Cousins James Soto, now 62, and David Ayala, now 60, were imprisoned for 42 years for a double slaying in Chicago in which they had no involvement. Last week a judge vacated their convictions and Soto and his cousin walked out of prison.
I found myself unable to comprehend how anyone could survive serving 42 years in prison for a crime someone else committed. Confined to a small cell for much of that time, how would you keep your sanity?
I am claustrophobic, actually a pretty extreme case. I live in fear that I someday may have to have an MRI, being placed in something similar in size to the barrel of an oversized cannon. Confined in prison, I am pretty sure, I would have found a way to drown in the toilet bowl of the small cell.
To give myself an idea of what the Soto’s lost, I thought back to where I was at age 20, the age James Soto was when he was put away.
I had just returned to high school. I had quit twice before finally deciding to get serious about my future, hoping to get enough education behind me to be able to become a pilot in the RCAF.
I did get into the RCAF and passed through officers school in London, ON, but I was sent to navigation school in Winnipeg rather than to a base for pilot training. My heart not in it, I flunked out.
Returning to my hometown of Dryden in Northwestern Ontario, I worked in a bush camp, in a lumber mill and at Dryden Paper Co,, all the while continuing to contribute sports stories to The Dryden Observer, something I had begun when I returned to school. Although I received no pay for my contributions, they eventually paid off big-time. Clips of these stories got me a job as sports editor of The Trail Daily Times in B.C., leading to a career in journalism that continues to this day.
I moved from The Trail Times to the Calgary Albertan for a year before returning to Dryden with the dream of establishing a radio station. With no money behind me, it didn’t work out so I returned to newspapering, writing sports for The Regina Leader-Post. I then moved on to The Edmonton Journal, where I remained for 13 years, the last four as city editor.
When Southam Inc., parent company of The Journal, bought The Sault Star in 1975, I was brought in as editor.
During those years I got married and had four children. I coached ball and hockey in St. Albert, a city just north of Edmonton, and ball for a while in the Sault.
I retired as editor of The Sault Star when I was 61, having been in the workforce 41 years from the time I was 20, one year shy of the 42 years Soto was imprisoned.
I had a full life. I shudder to think of how his went.
I undertook this little exercise in the hope that it would give me a little insight into how much of his life he had missed. I would hope some of you would do the same
We will never fully comprehend but at least we will have tried.
Soto and his cousin are not alone. Many have gone before, many will come after and as mentioned earlier in this piece, five others wrongly convicted have been released over the past two weeks.
The cousins were serving life sentences for the Aug. 16, 1981, killings of Julie Limas, 16, and Hector Valeriano, 18, a U.S. Marine who was home on leave. Both were convicted almost solely on witness testimony that was later retracted.

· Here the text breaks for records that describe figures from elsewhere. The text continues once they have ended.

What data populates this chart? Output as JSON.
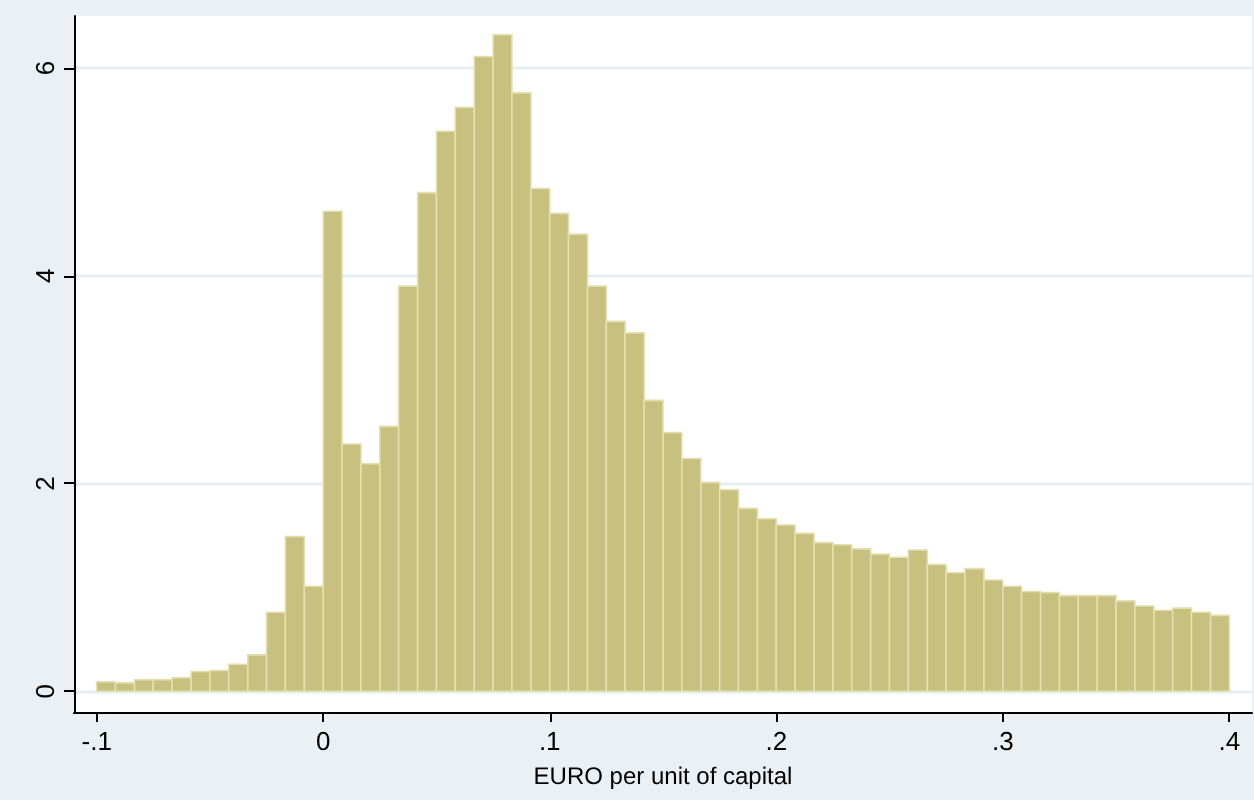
{
  "chart_data": {
    "type": "histogram",
    "xlabel": "EURO per unit of capital",
    "color": "#c8c07e",
    "bins": [
      -0.1,
      -0.0917,
      -0.0833,
      -0.075,
      -0.0667,
      -0.0583,
      -0.05,
      -0.0417,
      -0.0333,
      -0.025,
      -0.0167,
      -0.0083,
      0,
      0.0083,
      0.0167,
      0.025,
      0.0333,
      0.0417,
      0.05,
      0.0583,
      0.0667,
      0.075,
      0.0833,
      0.0917,
      0.1,
      0.1083,
      0.1167,
      0.125,
      0.1333,
      0.1417,
      0.15,
      0.1583,
      0.1667,
      0.175,
      0.1833,
      0.1917,
      0.2,
      0.2083,
      0.2167,
      0.225,
      0.2333,
      0.2417,
      0.25,
      0.2583,
      0.2667,
      0.275,
      0.2833,
      0.2917,
      0.3,
      0.3083,
      0.3167,
      0.325,
      0.3333,
      0.3417,
      0.35,
      0.3583,
      0.3667,
      0.375,
      0.3833,
      0.3917,
      0.4
    ],
    "values": [
      0.09,
      0.08,
      0.11,
      0.11,
      0.13,
      0.19,
      0.2,
      0.26,
      0.35,
      0.76,
      1.49,
      1.01,
      4.62,
      2.38,
      2.19,
      2.55,
      3.9,
      4.8,
      5.39,
      5.62,
      6.11,
      6.32,
      5.76,
      4.84,
      4.6,
      4.4,
      3.9,
      3.56,
      3.45,
      2.8,
      2.49,
      2.24,
      2.01,
      1.94,
      1.76,
      1.66,
      1.6,
      1.52,
      1.43,
      1.41,
      1.37,
      1.32,
      1.29,
      1.36,
      1.22,
      1.14,
      1.18,
      1.07,
      1.01,
      0.96,
      0.95,
      0.92,
      0.92,
      0.92,
      0.87,
      0.82,
      0.78,
      0.8,
      0.76,
      0.73
    ],
    "xlim": [
      -0.11,
      0.41
    ],
    "xticks": [
      {
        "value": -0.1,
        "label": "-.1"
      },
      {
        "value": 0,
        "label": "0"
      },
      {
        "value": 0.1,
        "label": ".1"
      },
      {
        "value": 0.2,
        "label": ".2"
      },
      {
        "value": 0.3,
        "label": ".3"
      },
      {
        "value": 0.4,
        "label": ".4"
      }
    ],
    "ylim": [
      -0.2,
      6.5
    ],
    "yticks": [
      0,
      2,
      4,
      6
    ],
    "grid": "y"
  }
}
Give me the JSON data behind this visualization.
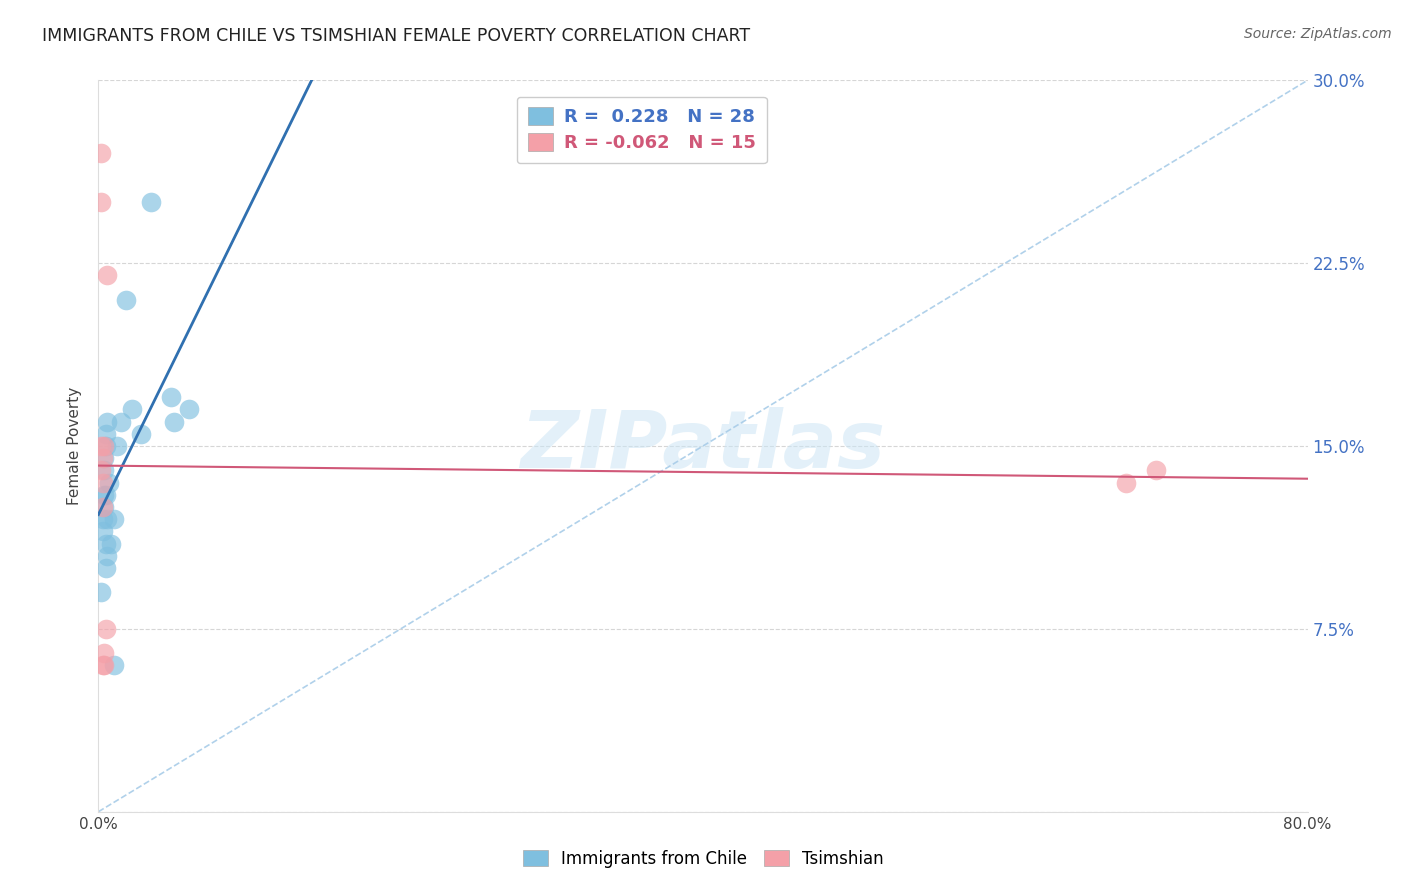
{
  "title": "IMMIGRANTS FROM CHILE VS TSIMSHIAN FEMALE POVERTY CORRELATION CHART",
  "source": "Source: ZipAtlas.com",
  "ylabel": "Female Poverty",
  "xlim": [
    0.0,
    0.8
  ],
  "ylim": [
    0.0,
    0.3
  ],
  "xticks": [
    0.0,
    0.1,
    0.2,
    0.3,
    0.4,
    0.5,
    0.6,
    0.7,
    0.8
  ],
  "yticks": [
    0.0,
    0.075,
    0.15,
    0.225,
    0.3
  ],
  "xtick_labels": [
    "0.0%",
    "",
    "",
    "",
    "",
    "",
    "",
    "",
    "80.0%"
  ],
  "ytick_labels": [
    "",
    "7.5%",
    "15.0%",
    "22.5%",
    "30.0%"
  ],
  "blue_color": "#7fbfdf",
  "pink_color": "#f4a0a8",
  "blue_line_color": "#3070b0",
  "pink_line_color": "#d05878",
  "dashed_line_color": "#a8cce8",
  "watermark_text": "ZIPatlas",
  "legend_R_blue": " 0.228",
  "legend_N_blue": "28",
  "legend_R_pink": "-0.062",
  "legend_N_pink": "15",
  "legend_label_blue": "Immigrants from Chile",
  "legend_label_pink": "Tsimshian",
  "blue_x": [
    0.002,
    0.003,
    0.003,
    0.004,
    0.004,
    0.004,
    0.004,
    0.005,
    0.005,
    0.005,
    0.005,
    0.005,
    0.006,
    0.006,
    0.006,
    0.007,
    0.008,
    0.01,
    0.012,
    0.015,
    0.018,
    0.022,
    0.028,
    0.035,
    0.048,
    0.05,
    0.06,
    0.01
  ],
  "blue_y": [
    0.09,
    0.115,
    0.12,
    0.125,
    0.13,
    0.14,
    0.145,
    0.1,
    0.11,
    0.13,
    0.15,
    0.155,
    0.105,
    0.12,
    0.16,
    0.135,
    0.11,
    0.12,
    0.15,
    0.16,
    0.21,
    0.165,
    0.155,
    0.25,
    0.17,
    0.16,
    0.165,
    0.06
  ],
  "pink_x": [
    0.002,
    0.002,
    0.002,
    0.003,
    0.003,
    0.003,
    0.003,
    0.004,
    0.004,
    0.005,
    0.006,
    0.002,
    0.7,
    0.68,
    0.004
  ],
  "pink_y": [
    0.27,
    0.25,
    0.14,
    0.145,
    0.135,
    0.125,
    0.06,
    0.15,
    0.065,
    0.075,
    0.22,
    0.15,
    0.14,
    0.135,
    0.06
  ]
}
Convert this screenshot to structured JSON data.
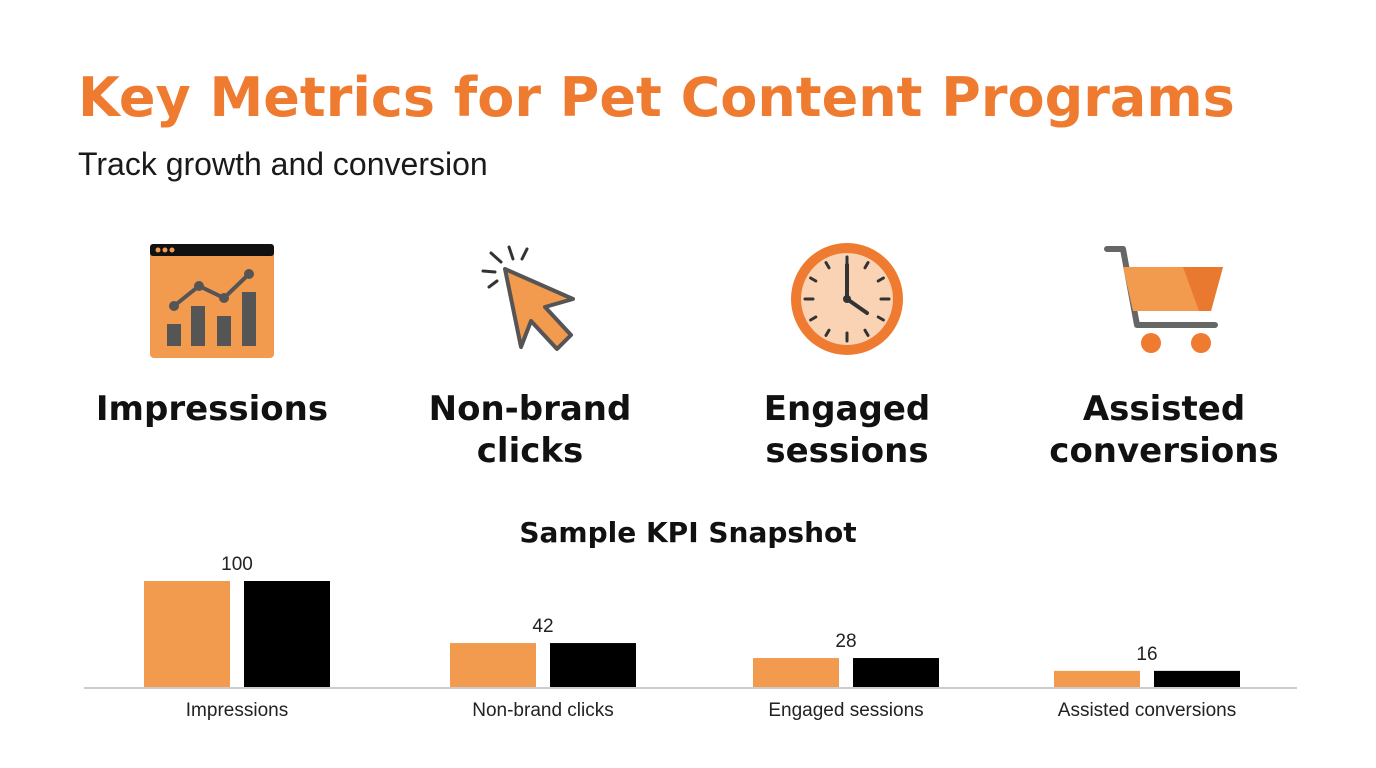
{
  "header": {
    "title": "Key Metrics for Pet Content Programs",
    "subtitle": "Track growth and conversion"
  },
  "metrics": [
    {
      "label_lines": [
        "Impressions"
      ],
      "icon": "browser-line-chart-icon"
    },
    {
      "label_lines": [
        "Non-brand",
        "clicks"
      ],
      "icon": "cursor-click-icon"
    },
    {
      "label_lines": [
        "Engaged",
        "sessions"
      ],
      "icon": "clock-icon"
    },
    {
      "label_lines": [
        "Assisted",
        "conversions"
      ],
      "icon": "shopping-cart-icon"
    }
  ],
  "colors": {
    "accent": "#EE7B30",
    "bar_primary": "#F29A4E",
    "bar_secondary": "#000000",
    "axis": "#cccccc"
  },
  "chart_data": {
    "type": "bar",
    "title": "Sample KPI Snapshot",
    "categories": [
      "Impressions",
      "Non-brand clicks",
      "Engaged sessions",
      "Assisted conversions"
    ],
    "series": [
      {
        "values": [
          100,
          42,
          28,
          16
        ]
      },
      {
        "values": [
          100,
          42,
          28,
          16
        ]
      }
    ],
    "data_labels": [
      "100",
      "42",
      "28",
      "16"
    ],
    "ylim": [
      0,
      100
    ],
    "grid": false,
    "legend": "none"
  }
}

Lawyers for the pair claimed that three key witnesses gave police descriptions that pointed to other suspects. Police arrested a dozen people and allegedly coerced statements that implicated Soto and Ayala, the lawyers said.
Another Chicago man who was released was Brian Beals. He was behind bars for 35 years following a wrongful conviction over the murder of a six-year-old boy in 1988. Beals was 22 and a senior and college football player at Southern Illinois University at the time of the incident.
Marvin Haynes, who was wrongly sentenced for murder in 2004, had the ruling against him vacated on the grounds of unconstitutional witness identification. Haynes spent decades behind bars in Minnesota.
Miguel Solorio, who was just 19 when arrested for a drive-by shooting in 1998, underwent 25 years of incarceration before new evidence highlighted his misidentification in a photo lineup, leading to his release.
Marvin Haynes’ murder conviction was vacated due to unconstitutional witness identification.
Giovanni Hernandez, sentenced 50 to life, was released based on the basis of new cell phone records. Hernandez was only 14 when he was arrested for a teenager’s shooting death in 2006.
These cases are prime examples of why there shouldn’t be a death penalty, something that is the case in Canada but which is still practiced in some U.S. states.
If there is a hell, I think there should be a special place in it for police and prosecutors who push false information to make their case and to those who mistakenly identify those they alleged pulled the trigger.
None of these wrongly convicted were freed because of work by prosecutors or police. It all came about through the work of private groups correcting wrongdoing.
It is a sad commentary on the justice system in the U.S.